Au Burkina Faso, des centaines de personnes se réfugient dans le nord du Togo, pour fuir les attaques djihadistes

La ville de Madjoari, située à plus d’une centaine de kilomètres de la frontière avec le Togo, est placée sous blocus par les terroristes, qui frappent l’est du Burkina.

La menace djihadiste dans la région est telle que ses habitants sont obligés de fuir le pays. Au total, 602 réfugiés burkinabés, venus de Madjoari, dans le sud-est du Burkina Faso, ont été recensés dans la préfecture de Tône, dans l’extrême-nord du Togo, a fait savoir, mercredi 15 juin à l’Agence France-Presse (AFP), le commissaire de police Aboudou Kérim Nimon, chef d’antenne de l’Agence nationale de la protection civile (ANPC) du Togo.

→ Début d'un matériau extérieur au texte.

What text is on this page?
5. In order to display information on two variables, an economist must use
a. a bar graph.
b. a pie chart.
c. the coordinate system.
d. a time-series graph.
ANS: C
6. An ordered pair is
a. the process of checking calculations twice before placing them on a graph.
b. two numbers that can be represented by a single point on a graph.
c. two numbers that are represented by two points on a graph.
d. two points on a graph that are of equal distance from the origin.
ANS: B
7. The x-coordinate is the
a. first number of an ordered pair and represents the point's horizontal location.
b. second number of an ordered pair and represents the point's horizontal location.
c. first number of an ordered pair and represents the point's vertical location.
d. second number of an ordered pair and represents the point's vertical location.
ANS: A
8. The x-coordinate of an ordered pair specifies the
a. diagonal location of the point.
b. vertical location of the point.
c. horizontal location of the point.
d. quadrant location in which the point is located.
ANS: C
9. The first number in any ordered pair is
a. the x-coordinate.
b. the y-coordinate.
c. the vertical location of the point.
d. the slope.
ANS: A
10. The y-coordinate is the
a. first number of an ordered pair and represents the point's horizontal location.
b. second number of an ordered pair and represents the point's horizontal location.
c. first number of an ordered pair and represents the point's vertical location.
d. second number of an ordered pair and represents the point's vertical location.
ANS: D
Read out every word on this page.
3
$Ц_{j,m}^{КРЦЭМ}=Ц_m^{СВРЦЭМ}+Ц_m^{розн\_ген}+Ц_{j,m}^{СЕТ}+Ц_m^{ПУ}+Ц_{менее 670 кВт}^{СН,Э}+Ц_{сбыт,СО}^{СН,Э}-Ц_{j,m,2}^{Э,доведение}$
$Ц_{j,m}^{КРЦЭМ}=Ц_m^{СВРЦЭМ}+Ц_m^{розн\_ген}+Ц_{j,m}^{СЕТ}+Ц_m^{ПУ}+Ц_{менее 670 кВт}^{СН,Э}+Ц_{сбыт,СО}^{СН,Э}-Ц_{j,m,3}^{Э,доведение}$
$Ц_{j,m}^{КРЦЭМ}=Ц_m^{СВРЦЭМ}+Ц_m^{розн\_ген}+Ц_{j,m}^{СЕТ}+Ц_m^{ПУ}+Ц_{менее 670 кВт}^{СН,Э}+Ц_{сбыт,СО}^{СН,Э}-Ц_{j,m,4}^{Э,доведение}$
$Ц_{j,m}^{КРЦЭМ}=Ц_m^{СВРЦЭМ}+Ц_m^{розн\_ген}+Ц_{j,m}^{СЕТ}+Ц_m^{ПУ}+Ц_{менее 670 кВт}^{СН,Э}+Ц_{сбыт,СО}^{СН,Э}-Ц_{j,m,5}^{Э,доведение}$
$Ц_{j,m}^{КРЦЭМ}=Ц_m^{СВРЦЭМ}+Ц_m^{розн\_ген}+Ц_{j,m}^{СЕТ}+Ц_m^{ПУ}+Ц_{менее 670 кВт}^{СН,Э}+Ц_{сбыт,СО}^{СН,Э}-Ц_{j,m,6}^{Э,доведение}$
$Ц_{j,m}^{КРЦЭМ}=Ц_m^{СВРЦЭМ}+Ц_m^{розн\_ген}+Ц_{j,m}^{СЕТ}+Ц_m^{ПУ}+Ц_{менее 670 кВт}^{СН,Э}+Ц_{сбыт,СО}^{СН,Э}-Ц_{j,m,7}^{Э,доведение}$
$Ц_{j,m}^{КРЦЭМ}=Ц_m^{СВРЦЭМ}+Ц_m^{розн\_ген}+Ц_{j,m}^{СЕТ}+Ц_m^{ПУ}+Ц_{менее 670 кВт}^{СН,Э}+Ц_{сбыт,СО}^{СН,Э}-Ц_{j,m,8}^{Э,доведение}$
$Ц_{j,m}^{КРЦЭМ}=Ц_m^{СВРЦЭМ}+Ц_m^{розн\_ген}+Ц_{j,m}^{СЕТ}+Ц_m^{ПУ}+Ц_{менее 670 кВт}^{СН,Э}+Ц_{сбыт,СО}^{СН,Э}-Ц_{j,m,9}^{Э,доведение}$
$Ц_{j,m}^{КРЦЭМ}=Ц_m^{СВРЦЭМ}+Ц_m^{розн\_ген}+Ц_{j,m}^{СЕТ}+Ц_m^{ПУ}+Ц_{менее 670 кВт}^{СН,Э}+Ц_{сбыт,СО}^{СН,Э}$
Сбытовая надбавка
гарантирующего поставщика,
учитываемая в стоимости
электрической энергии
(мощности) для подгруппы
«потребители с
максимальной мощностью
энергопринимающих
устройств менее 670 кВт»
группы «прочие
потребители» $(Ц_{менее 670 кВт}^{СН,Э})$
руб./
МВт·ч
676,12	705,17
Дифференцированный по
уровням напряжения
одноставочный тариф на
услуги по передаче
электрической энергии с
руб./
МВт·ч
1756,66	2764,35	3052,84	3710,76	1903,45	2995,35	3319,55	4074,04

« Ils ont fui leurs localités, laissant tout derrière eux. Il y a des enfants et des femmes enceintes », a-t-il affirmé. « Ces réfugiés sont tous accueillis dans des familles d’accueil », a précisé cette source, ajoutant que des aides alimentaires et financières leur avaient été distribuées. Parmi ces réfugiés figure notamment l’ex-maire de Madjoari.

Cette commune, située à plus d’une centaine de kilomètres de la frontière avec le Togo, et qui compte entre 15 000 et 20 000 habitants, est placée sous blocus par les djihadistes qui frappent l’est du Burkina. L’armée arrive parfois à y faire parvenir des convois de ravitaillement. Mais quand ce n’est pas le cas, des habitants démunis et désespérés tentent de fuir.

« Etat d’urgence sécuritaire »

Le 25 mai, une cinquantaine d’habitants de cette localité qui tentaient de la quitter ont été tués par les djihadistes, selon les autorités. Cette attaque suivait plusieurs autres enregistrées récemment à Madjoari contre des militaires et des civils.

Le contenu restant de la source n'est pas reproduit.